House of Dracula (1945)

HOUSE OF DRACULA (1945)
Article #566 by Dave Sindelar
Viewing date: 10-2-2002
Posting date: 2-25-2003

A doctor finds himself treating both Dracula and the Wolf Man for their respective illnesses, and also encounters the Frankenstein monster.

I’ll openly admit that I blow hot and cold on this movie; on some days, I can’t help but admire the way it experiments with some of the concepts, even going so far as to posit that Dracula’s vampirism may be a disease rather than a supernatural manifestation (though it doesn’t explain his ability to transform into a bat, but I will say this movie handles those transformations very well indeed).
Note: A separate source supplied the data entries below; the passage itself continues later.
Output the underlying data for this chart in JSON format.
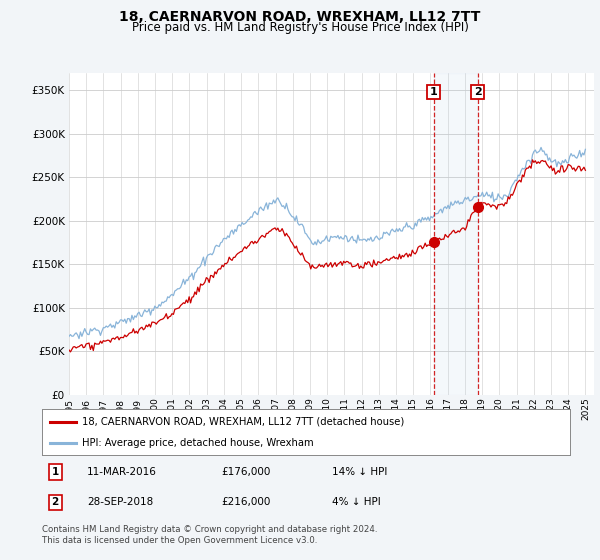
{
  "title": "18, CAERNARVON ROAD, WREXHAM, LL12 7TT",
  "subtitle": "Price paid vs. HM Land Registry's House Price Index (HPI)",
  "legend_line1": "18, CAERNARVON ROAD, WREXHAM, LL12 7TT (detached house)",
  "legend_line2": "HPI: Average price, detached house, Wrexham",
  "transaction1_date": "11-MAR-2016",
  "transaction1_price": "£176,000",
  "transaction1_hpi": "14% ↓ HPI",
  "transaction1_year": 2016.19,
  "transaction1_value": 176000,
  "transaction2_date": "28-SEP-2018",
  "transaction2_price": "£216,000",
  "transaction2_hpi": "4% ↓ HPI",
  "transaction2_year": 2018.74,
  "transaction2_value": 216000,
  "footer": "Contains HM Land Registry data © Crown copyright and database right 2024.\nThis data is licensed under the Open Government Licence v3.0.",
  "ytick_values": [
    0,
    50000,
    100000,
    150000,
    200000,
    250000,
    300000,
    350000
  ],
  "ylim": [
    0,
    370000
  ],
  "xlim_start": 1995.0,
  "xlim_end": 2025.5,
  "background_color": "#f2f5f8",
  "plot_bg_color": "#ffffff",
  "red_line_color": "#cc0000",
  "blue_line_color": "#89b4d9",
  "vline_color": "#cc0000",
  "title_fontsize": 10,
  "subtitle_fontsize": 8.5
}
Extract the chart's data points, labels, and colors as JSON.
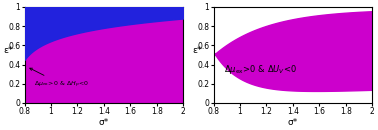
{
  "xlim": [
    0.8,
    2.0
  ],
  "ylim": [
    0.0,
    1.0
  ],
  "xlabel": "σ*",
  "ylabel": "ε*",
  "blue_color": "#2222DD",
  "magenta_color": "#CC00CC",
  "background_color": "#ffffff",
  "xticks": [
    0.8,
    1.0,
    1.2,
    1.4,
    1.6,
    1.8,
    2.0
  ],
  "xticklabels": [
    "0.8",
    "1",
    "1.2",
    "1.4",
    "1.6",
    "1.8",
    "2"
  ],
  "yticks": [
    0.0,
    0.2,
    0.4,
    0.6,
    0.8,
    1.0
  ],
  "yticklabels": [
    "0",
    "0.2",
    "0.4",
    "0.6",
    "0.8",
    "1"
  ]
}
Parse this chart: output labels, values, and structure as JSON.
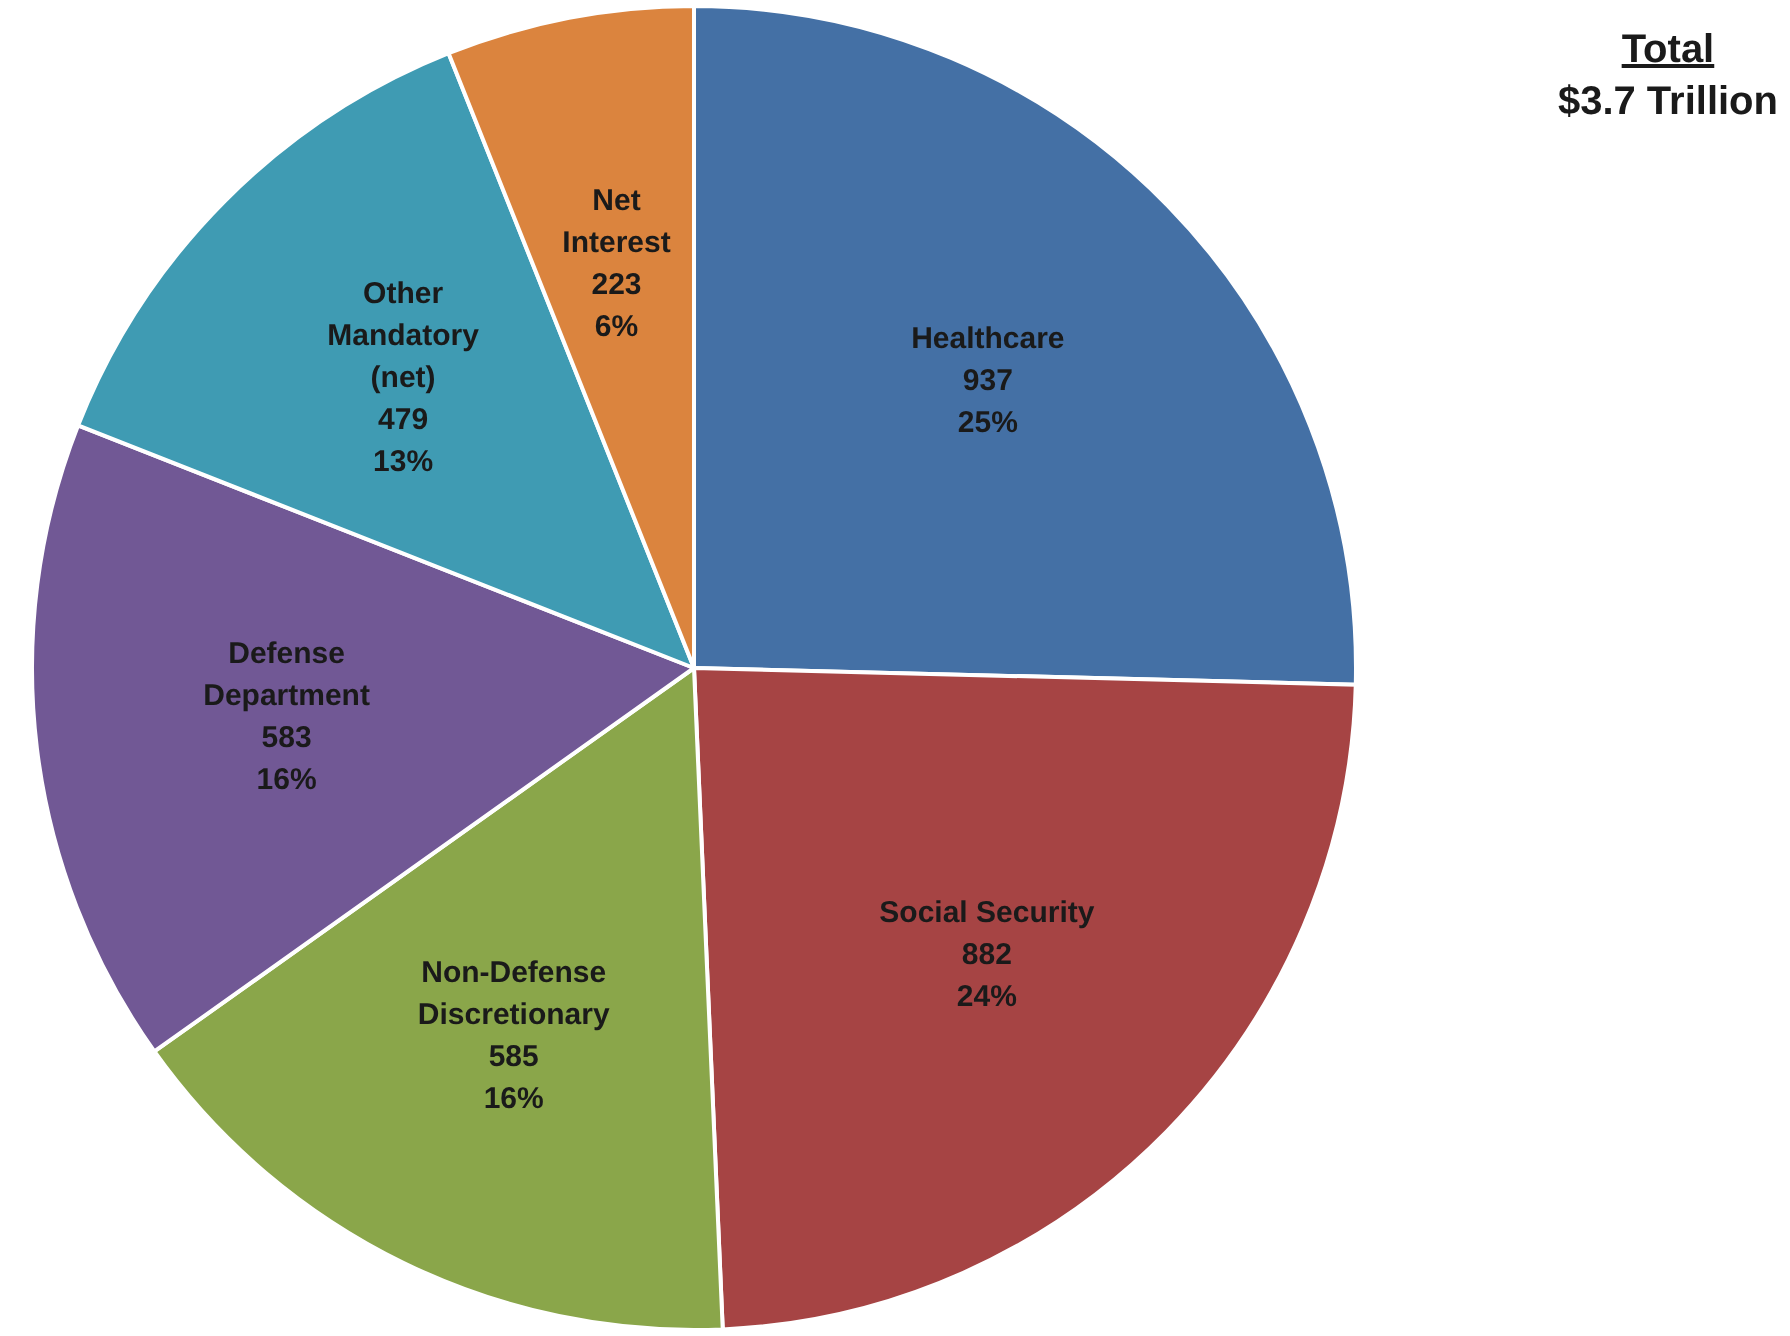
{
  "chart_data": {
    "type": "pie",
    "title": "Total",
    "subtitle": "$3.7 Trillion",
    "categories": [
      "Healthcare",
      "Social Security",
      "Non-Defense Discretionary",
      "Defense Department",
      "Other Mandatory (net)",
      "Net Interest"
    ],
    "values": [
      937,
      882,
      585,
      583,
      479,
      223
    ],
    "colors": [
      "#4470a5",
      "#a64444",
      "#8aa64a",
      "#715895",
      "#3f9bb3",
      "#db843e"
    ],
    "value_labels": [
      "937\n25%",
      "882\n24%",
      "585\n16%",
      "583\n16%",
      "479\n13%",
      "223\n6%"
    ],
    "legend": false
  }
}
The story certainly takes some interesting twists, and Onslow Stevens gives a strong performance in what is essentially the main role in the movie. Other days, the movie simply bores me; for all its interesting ideas, the story never really gels into a whole and seems to randomly wander its way to the ending, and the first half of the movie is very dull. The ads trumpeted that it had five monsters, but you really can’t count Jane Adams (playing the most beautiful hunchback in cinema history); she never becomes evil in any sense of the word. The Frankenstein monster is just along for the ride, really; he revives only long enough for the big ending. One monster has a happy ending; notice how they make sure he never attacks anyone during the course of the movie. This would be the last stop for the classic Universal monsters before their encounter with Bud and Lou.